Cage is in rare form, playing the title character without an ounce of the wild man, over-actor we’ve seen in recent years. His anger exists within and he doesn’t need to lose control for us to see what’s going on underneath. An extended sequence where the two characters go in search of Joe’s dog is the best the film has to offer. It doesn’t rely on threats or crazy antics, but instead is just two people finding a connection.
When it comes to Tye Sheridan, here is a young actor we’re going to be hearing from for a long, long time. His performance in Mud was strong, but I think he’s much better here. Not only must he play the passive punching bag to his alcoholic father, he must embody the emotional acuity of a 15-year-old kid. Add to that a side that’s entirely unexpected in a scene where he’s confronted by Willie and Gary is a character requiring virtually every talent an actor has to offer.

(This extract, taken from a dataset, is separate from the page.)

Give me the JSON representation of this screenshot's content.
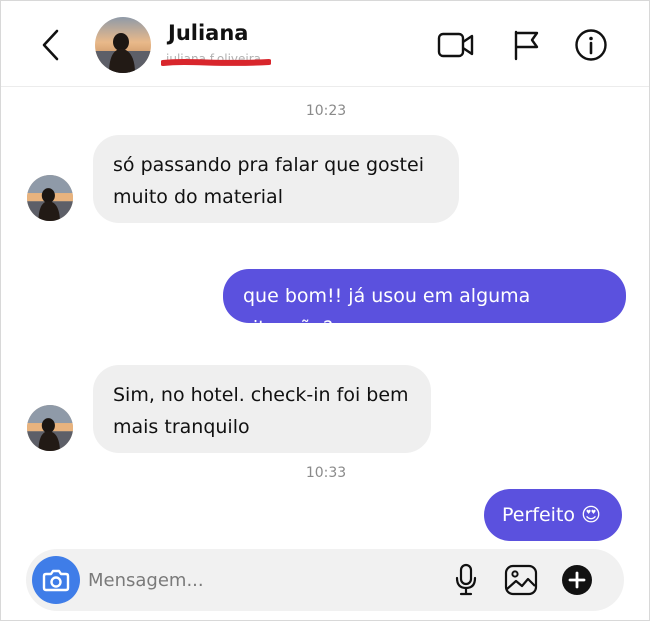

The characters are what keep Joe strong because the narrative is a little choppy and all over the place with people introduced and never heard from again, even when Joe invites his dog into a local brothel to kill the madame’s dog and is later seen licking up the blood from the dying carcass. That seemed to me like something that should have been addressed head on rather than in passing, but then again it was also a scene that didn’t really need to exist at all. In short, Joe sometimes gets caught up in excess, but by the end I felt it largely worked with performances from Cage and Sheridan that make it worth seeing all on their own.